Foto: Reprodução/sct.ce.gov.br

O desligamento do Tupã, supercomputador do Instituto Nacional de Pesquisas Espaciais (Inpe) que faz previsão de estiagem, deve afetar o país em diferentes níveis, mas especialmente a economia e saúde pública. Quem faz o alerta é o o professor Pedro Luiz Côrtes, do Programa de Pós-Graduação em Ciência Ambiental do Instituto de Energia e Ambiente da USP, em entrevista ao Jornal da USP.

As primeiras consequências do desligamento do aparelho, segundo o professor, estão relacionadas ao funcionamento do operador nacional do sistema elétrico, que coordena o funcionamento das usinas hidrelétricas, termelétricas e das plantas eólicas do país.

“Isso tem um impacto muito grande na inflação: o IPCA já vem crescendo também em função do aumento das tarifas elétricas”, explica o professor.

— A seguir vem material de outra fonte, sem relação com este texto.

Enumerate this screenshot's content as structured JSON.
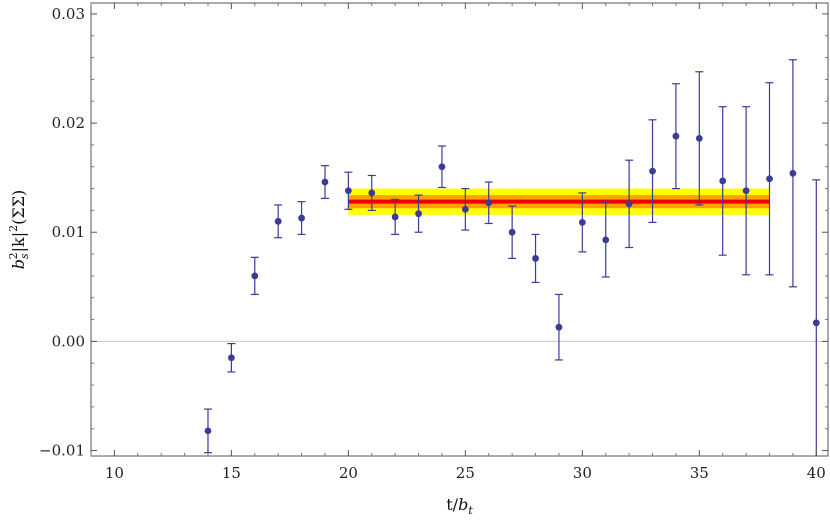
{
  "chart_data": {
    "type": "scatter",
    "xlabel": "t/b_t",
    "ylabel": "b_s^2|k|^2(ΣΣ)",
    "xlim": [
      9,
      40.5
    ],
    "ylim": [
      -0.0105,
      0.031
    ],
    "x_ticks": [
      10,
      15,
      20,
      25,
      30,
      35,
      40
    ],
    "y_ticks": [
      -0.01,
      0.0,
      0.01,
      0.02,
      0.03
    ],
    "x_tick_labels": [
      "10",
      "15",
      "20",
      "25",
      "30",
      "35",
      "40"
    ],
    "y_tick_labels": [
      "−0.01",
      "0.00",
      "0.01",
      "0.02",
      "0.03"
    ],
    "grid": false,
    "zero_line": true,
    "series": [
      {
        "type": "scatter_errorbar",
        "color": "#3b3b98",
        "points": [
          {
            "x": 14,
            "y": -0.0082,
            "err_lo": 0.002,
            "err_hi": 0.002
          },
          {
            "x": 15,
            "y": -0.0015,
            "err_lo": 0.0013,
            "err_hi": 0.0013
          },
          {
            "x": 16,
            "y": 0.006,
            "err_lo": 0.0017,
            "err_hi": 0.0017
          },
          {
            "x": 17,
            "y": 0.011,
            "err_lo": 0.0015,
            "err_hi": 0.0015
          },
          {
            "x": 18,
            "y": 0.0113,
            "err_lo": 0.0015,
            "err_hi": 0.0015
          },
          {
            "x": 19,
            "y": 0.0146,
            "err_lo": 0.0015,
            "err_hi": 0.0015
          },
          {
            "x": 20,
            "y": 0.0138,
            "err_lo": 0.0017,
            "err_hi": 0.0017
          },
          {
            "x": 21,
            "y": 0.0136,
            "err_lo": 0.0016,
            "err_hi": 0.0016
          },
          {
            "x": 22,
            "y": 0.0114,
            "err_lo": 0.0016,
            "err_hi": 0.0016
          },
          {
            "x": 23,
            "y": 0.0117,
            "err_lo": 0.0017,
            "err_hi": 0.0017
          },
          {
            "x": 24,
            "y": 0.016,
            "err_lo": 0.0019,
            "err_hi": 0.0019
          },
          {
            "x": 25,
            "y": 0.0121,
            "err_lo": 0.0019,
            "err_hi": 0.0019
          },
          {
            "x": 26,
            "y": 0.0127,
            "err_lo": 0.0019,
            "err_hi": 0.0019
          },
          {
            "x": 27,
            "y": 0.01,
            "err_lo": 0.0024,
            "err_hi": 0.0024
          },
          {
            "x": 28,
            "y": 0.0076,
            "err_lo": 0.0022,
            "err_hi": 0.0022
          },
          {
            "x": 29,
            "y": 0.0013,
            "err_lo": 0.003,
            "err_hi": 0.003
          },
          {
            "x": 30,
            "y": 0.0109,
            "err_lo": 0.0027,
            "err_hi": 0.0027
          },
          {
            "x": 31,
            "y": 0.0093,
            "err_lo": 0.0034,
            "err_hi": 0.0034
          },
          {
            "x": 32,
            "y": 0.0126,
            "err_lo": 0.004,
            "err_hi": 0.004
          },
          {
            "x": 33,
            "y": 0.0156,
            "err_lo": 0.0047,
            "err_hi": 0.0047
          },
          {
            "x": 34,
            "y": 0.0188,
            "err_lo": 0.0048,
            "err_hi": 0.0048
          },
          {
            "x": 35,
            "y": 0.0186,
            "err_lo": 0.0061,
            "err_hi": 0.0061
          },
          {
            "x": 36,
            "y": 0.0147,
            "err_lo": 0.0068,
            "err_hi": 0.0068
          },
          {
            "x": 37,
            "y": 0.0138,
            "err_lo": 0.0077,
            "err_hi": 0.0077
          },
          {
            "x": 38,
            "y": 0.0149,
            "err_lo": 0.0088,
            "err_hi": 0.0088
          },
          {
            "x": 39,
            "y": 0.0154,
            "err_lo": 0.0104,
            "err_hi": 0.0104
          },
          {
            "x": 40,
            "y": 0.0017,
            "err_lo": 0.0131,
            "err_hi": 0.0131
          }
        ]
      }
    ],
    "fit": {
      "x_range": [
        20,
        38
      ],
      "value": 0.0128,
      "band_outer": [
        0.0116,
        0.014
      ],
      "band_inner": [
        0.0122,
        0.0134
      ],
      "outer_color": "#ffff00",
      "inner_color": "#ff8000",
      "line_color": "#ee0000"
    }
  }
}
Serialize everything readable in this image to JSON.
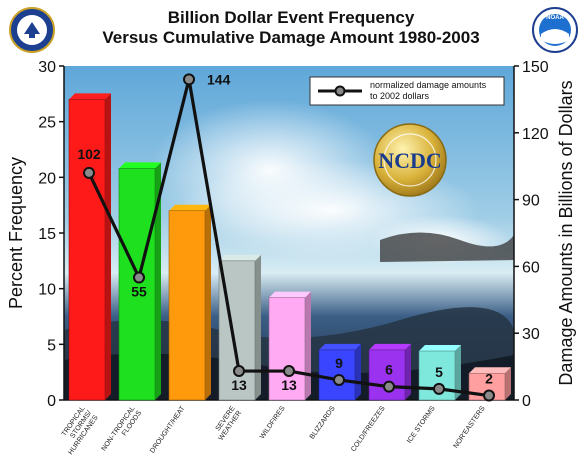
{
  "chart_data": {
    "type": "bar",
    "title_line1": "Billion Dollar Event Frequency",
    "title_line2": "Versus Cumulative Damage Amount 1980-2003",
    "ylabel_left": "Percent Frequency",
    "ylabel_right": "Damage Amounts in Billions of Dollars",
    "ylim_left": [
      0,
      30
    ],
    "ylim_right": [
      0,
      150
    ],
    "left_ticks": [
      "0",
      "5",
      "10",
      "15",
      "20",
      "25",
      "30"
    ],
    "right_ticks": [
      "0",
      "30",
      "60",
      "90",
      "120",
      "150"
    ],
    "grid": false,
    "legend_position": "top-right",
    "legend_text_1": "normalized damage amounts",
    "legend_text_2": "to 2002 dollars",
    "categories": [
      [
        "TROPICAL",
        "STORMS/",
        "HURRICANES"
      ],
      [
        "NON-TROPICAL",
        "FLOODS"
      ],
      [
        "DROUGHT/HEAT"
      ],
      [
        "SEVERE",
        "WEATHER"
      ],
      [
        "WILDFIRES"
      ],
      [
        "BLIZZARDS"
      ],
      [
        "COLD/FREEZES"
      ],
      [
        "ICE STORMS"
      ],
      [
        "NOR'EASTERS"
      ]
    ],
    "series": [
      {
        "type": "bar",
        "values": [
          27,
          20.8,
          17,
          12.5,
          9.2,
          4.5,
          4.5,
          4.4,
          2.4
        ]
      },
      {
        "type": "line",
        "values": [
          102,
          55,
          144,
          13,
          13,
          9,
          6,
          5,
          2
        ]
      }
    ],
    "data_labels": [
      "102",
      "55",
      "144",
      "13",
      "13",
      "9",
      "6",
      "5",
      "2"
    ],
    "bar_colors": [
      "#ff1a1a",
      "#1ee01e",
      "#ff9a0d",
      "#b9c6c3",
      "#ffaaf2",
      "#3a45ff",
      "#9a32f0",
      "#7fe8dd",
      "#ff9f9f"
    ]
  },
  "logos": {
    "left": "commerce-seal",
    "right": "noaa-logo",
    "center": "NCDC"
  }
}
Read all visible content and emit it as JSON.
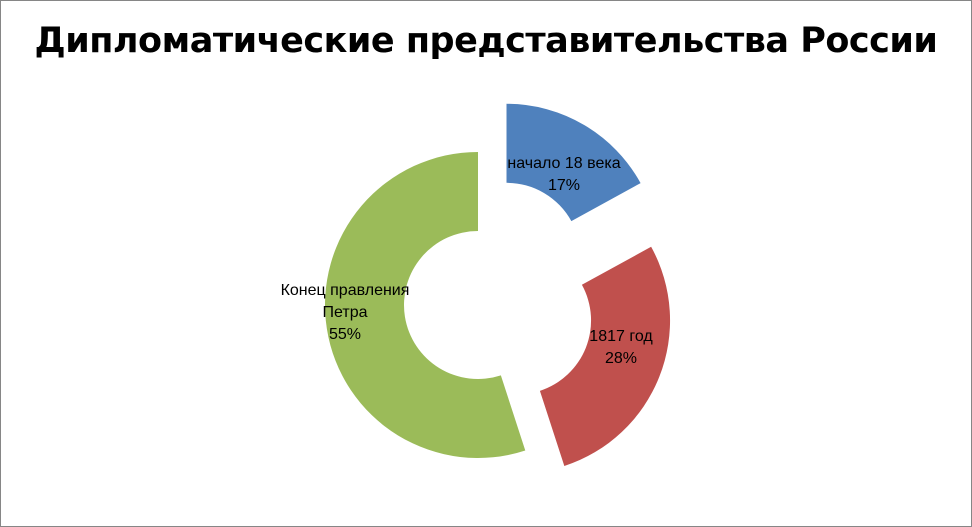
{
  "chart_data": {
    "type": "pie",
    "style": "exploded-doughnut",
    "title": "Дипломатические представительства России",
    "slices": [
      {
        "label_lines": [
          "начало 18 века"
        ],
        "percent_label": "17%",
        "value": 17,
        "color": "#4F81BD"
      },
      {
        "label_lines": [
          "1817 год"
        ],
        "percent_label": "28%",
        "value": 28,
        "color": "#C0504D"
      },
      {
        "label_lines": [
          "Конец правления",
          "Петра"
        ],
        "percent_label": "55%",
        "value": 55,
        "color": "#9BBB59"
      }
    ],
    "legend": "none"
  }
}
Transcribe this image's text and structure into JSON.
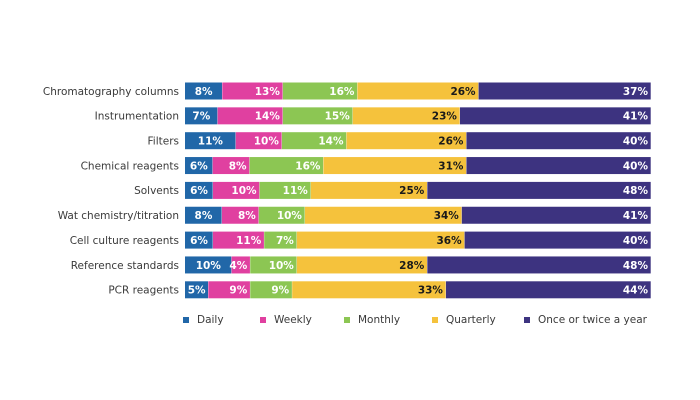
{
  "chart_data": {
    "type": "bar",
    "orientation": "horizontal",
    "stacked": true,
    "title": "",
    "xlabel": "",
    "ylabel": "",
    "xlim": [
      0,
      100
    ],
    "grid": false,
    "legend_position": "bottom",
    "categories": [
      "Chromatography columns",
      "Instrumentation",
      "Filters",
      "Chemical reagents",
      "Solvents",
      "Wat chemistry/titration",
      "Cell culture reagents",
      "Reference standards",
      "PCR reagents"
    ],
    "series": [
      {
        "name": "Daily",
        "color": "#2167a8",
        "label_color": "#ffffff",
        "values": [
          8,
          7,
          11,
          6,
          6,
          8,
          6,
          10,
          5
        ]
      },
      {
        "name": "Weekly",
        "color": "#e040a0",
        "label_color": "#ffffff",
        "values": [
          13,
          14,
          10,
          8,
          10,
          8,
          11,
          4,
          9
        ]
      },
      {
        "name": "Monthly",
        "color": "#8cc653",
        "label_color": "#ffffff",
        "values": [
          16,
          15,
          14,
          16,
          11,
          10,
          7,
          10,
          9
        ]
      },
      {
        "name": "Quarterly",
        "color": "#f5c23c",
        "label_color": "#1a1a1a",
        "values": [
          26,
          23,
          26,
          31,
          25,
          34,
          36,
          28,
          33
        ]
      },
      {
        "name": "Once or twice a year",
        "color": "#3d3380",
        "label_color": "#ffffff",
        "values": [
          37,
          41,
          40,
          40,
          48,
          41,
          40,
          48,
          44
        ]
      }
    ]
  }
}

O planejamento do governo em relação à agricultura e à avaliação da qualidade das safras também seria afetado, o que impacta diretamente nas exportações.

Doenças

Outra consequência que o professor aponta diz respeito à saúde pública. Isso porque há aumento de temperatura em locais onde chove muito, contribuindo para a proliferação de doenças como dengue, zika e chikungunya. A situação, no entanto, poderia ser contidas com políticas de prevenção planejadas com dados do monitoramento.

A decisão de desligar o Tupã é inédita e ocorre devido à falta de verba que a instituição enfrenta. O Inpe está com o menor orçamento da história e conta repasse de apenas R$ 44,7 milhões dos R$ 76 milhões prometidos pelo governo federal em 2021. O valor é 18% a menos que o de 2020.